Implementation:Ucbepic Docetl ExperimentRunMoar

Knowledge Sources	Ucbepic_Docetl
Domains	Data_Processing, Optimization, Experimentation
Last Updated	2026-02-08 00:00 GMT

Overview

Concrete tool for running MOAR (Multi-Objective Automated Rewriting) optimization experiments on DocETL pipelines provided by DocETL.

Description

The run_moar module provides the experiment runner for MOAR-based pipeline optimization. It includes the main run_moar_experiment function that initializes MOARSearch with a root YAML pipeline, configures available directives and models, runs the MCTS search loop, and evaluates results using dataset-specific metrics. The module also provides Modal integration for remote execution via run_moar_remote and modal_main_moar, along with YAML rewriting helpers for volume-mounted paths.
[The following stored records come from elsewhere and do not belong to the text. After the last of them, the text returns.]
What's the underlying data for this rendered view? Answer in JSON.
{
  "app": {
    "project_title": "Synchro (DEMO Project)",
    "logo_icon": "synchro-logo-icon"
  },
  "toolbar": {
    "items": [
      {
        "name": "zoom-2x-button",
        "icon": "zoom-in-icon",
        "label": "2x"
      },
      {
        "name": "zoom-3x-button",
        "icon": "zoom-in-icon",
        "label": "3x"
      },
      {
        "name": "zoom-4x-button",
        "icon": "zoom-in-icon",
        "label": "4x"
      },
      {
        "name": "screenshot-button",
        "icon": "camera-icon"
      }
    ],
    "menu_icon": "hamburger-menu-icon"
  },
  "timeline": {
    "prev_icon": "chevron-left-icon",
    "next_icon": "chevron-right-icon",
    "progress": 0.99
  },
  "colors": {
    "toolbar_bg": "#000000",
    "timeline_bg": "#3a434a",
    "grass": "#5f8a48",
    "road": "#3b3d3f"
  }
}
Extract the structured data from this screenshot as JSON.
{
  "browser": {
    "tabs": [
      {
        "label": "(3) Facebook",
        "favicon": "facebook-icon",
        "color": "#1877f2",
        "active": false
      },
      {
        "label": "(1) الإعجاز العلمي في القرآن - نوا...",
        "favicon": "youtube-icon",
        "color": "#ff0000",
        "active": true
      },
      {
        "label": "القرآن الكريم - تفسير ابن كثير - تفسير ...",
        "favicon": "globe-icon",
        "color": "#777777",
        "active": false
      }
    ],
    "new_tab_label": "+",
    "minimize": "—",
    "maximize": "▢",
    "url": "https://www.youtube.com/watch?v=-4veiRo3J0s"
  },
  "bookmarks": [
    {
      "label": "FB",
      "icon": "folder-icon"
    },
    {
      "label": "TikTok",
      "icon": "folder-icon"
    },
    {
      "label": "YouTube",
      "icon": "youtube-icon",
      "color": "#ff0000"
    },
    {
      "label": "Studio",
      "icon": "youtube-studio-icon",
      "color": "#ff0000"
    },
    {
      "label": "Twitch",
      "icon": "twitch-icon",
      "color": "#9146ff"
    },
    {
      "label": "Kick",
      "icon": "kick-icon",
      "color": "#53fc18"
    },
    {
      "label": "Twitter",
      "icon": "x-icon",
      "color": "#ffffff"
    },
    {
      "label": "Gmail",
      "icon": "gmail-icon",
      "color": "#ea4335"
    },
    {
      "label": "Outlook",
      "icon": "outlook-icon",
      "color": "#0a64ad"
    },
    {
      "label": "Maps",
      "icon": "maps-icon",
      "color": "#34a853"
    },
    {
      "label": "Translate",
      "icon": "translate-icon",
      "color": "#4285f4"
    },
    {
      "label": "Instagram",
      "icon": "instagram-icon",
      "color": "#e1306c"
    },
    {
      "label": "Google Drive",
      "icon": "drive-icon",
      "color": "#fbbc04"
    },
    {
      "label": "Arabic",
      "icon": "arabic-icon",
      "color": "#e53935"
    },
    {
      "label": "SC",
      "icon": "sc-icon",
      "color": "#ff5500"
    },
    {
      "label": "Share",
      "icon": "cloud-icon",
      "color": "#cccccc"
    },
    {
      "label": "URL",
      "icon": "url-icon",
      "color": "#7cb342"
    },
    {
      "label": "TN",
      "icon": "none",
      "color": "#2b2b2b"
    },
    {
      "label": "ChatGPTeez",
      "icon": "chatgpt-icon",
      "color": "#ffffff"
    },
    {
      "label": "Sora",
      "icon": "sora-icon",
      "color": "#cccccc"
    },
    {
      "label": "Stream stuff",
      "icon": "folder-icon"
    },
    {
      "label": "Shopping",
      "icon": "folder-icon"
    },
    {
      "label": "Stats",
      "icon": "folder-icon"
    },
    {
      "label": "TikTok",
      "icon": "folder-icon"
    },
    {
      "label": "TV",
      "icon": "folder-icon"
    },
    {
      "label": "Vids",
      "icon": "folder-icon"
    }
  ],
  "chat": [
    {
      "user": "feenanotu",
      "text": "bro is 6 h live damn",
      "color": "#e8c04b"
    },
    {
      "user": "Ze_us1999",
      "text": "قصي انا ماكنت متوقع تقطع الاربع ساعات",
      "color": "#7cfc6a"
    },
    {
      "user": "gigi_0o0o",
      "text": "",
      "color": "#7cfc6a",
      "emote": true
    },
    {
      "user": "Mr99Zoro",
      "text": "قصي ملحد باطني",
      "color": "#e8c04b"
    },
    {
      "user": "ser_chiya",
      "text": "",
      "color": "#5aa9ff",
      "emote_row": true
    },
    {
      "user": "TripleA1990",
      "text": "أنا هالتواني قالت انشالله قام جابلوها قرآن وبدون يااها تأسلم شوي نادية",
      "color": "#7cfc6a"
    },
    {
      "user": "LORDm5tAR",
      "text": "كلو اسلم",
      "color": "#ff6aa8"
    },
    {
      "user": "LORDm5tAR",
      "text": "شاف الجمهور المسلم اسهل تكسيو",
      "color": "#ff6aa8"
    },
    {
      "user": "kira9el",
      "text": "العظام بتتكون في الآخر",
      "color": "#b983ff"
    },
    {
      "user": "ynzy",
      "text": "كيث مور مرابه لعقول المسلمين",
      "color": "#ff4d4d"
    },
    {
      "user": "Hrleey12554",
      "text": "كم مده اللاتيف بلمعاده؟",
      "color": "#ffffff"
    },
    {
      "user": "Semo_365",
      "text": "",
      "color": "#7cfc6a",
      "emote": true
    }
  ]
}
It supports custom evaluation functions and metric keys for extensible accuracy measurement.

Usage

Use this module to run MOAR optimization experiments either locally or on Modal. It is the primary entry point for benchmarking the MOAR optimizer against various datasets (CUAD, BlackVault, Game Reviews, etc.).

Code Reference

Source Location

Repository: Ucbepic_Docetl
File: experiments/reasoning/run_moar.py
Lines: 1-422

Signature

def _resolve_in_volume(path: str | None) -> str | None: ...

def _rewrite_pipeline_yaml_for_modal(orig_yaml_path: str, experiment_name: str) -> str: ...

@app.function(...)
def run_moar_remote(
    yaml_path: str,
    dataset_path: str,
    data_dir: str | None = None,
    output_dir: str | None = None,
    experiment_name: str = "moar_experiment",
    max_iterations: int = 40,
    exploration_weight: float = 1.414,
    model: str = DEFAULT_MODEL,
    dataset: str = "cuad",
    ground_truth_path: str | None = None,
    original_query_result: Dict[str, Any] | None = None,
    build_first_layer: Optional[bool] = False,
    available_models: List[str] | None = None,
    accuracy_function: str | None = None,
    accuracy_metric_key: str | None = None,
): ...

def run_moar_experiment(
    yaml_path: str,
    dataset_path: str,
    data_dir: str = None,
    output_dir: str = None,
    experiment_name: str = "moar_experiment",
    max_iterations: int = 40,
    exploration_weight: float = 1.414,
    model: str = DEFAULT_MODEL,
    dataset: str = "cuad",
    ground_truth_path: str | None = None,
    original_query_result: Dict[str, Any] | None = None,
    build_first_layer: Optional[bool] = False,
    available_models: List[str] | None = None,
    accuracy_function: str | None = None,
    accuracy_metric_key: str | None = None,
): ...

@app.local_entrypoint()
def modal_main_moar(...): ...

Import

from experiments.reasoning.run_moar import run_moar_experiment

I/O Contract

Inputs

Name	Type	Required	Description
yaml_path	str	Yes	Path to the input YAML pipeline file
dataset_path	str	Yes	Path to the dataset file for sample input data
dataset	str	No	Dataset name for evaluation (default: "cuad")
max_iterations	int	No	Maximum MCTS search iterations (default: 40)
exploration_weight	float	No	UCB exploration parameter (default: 1.414)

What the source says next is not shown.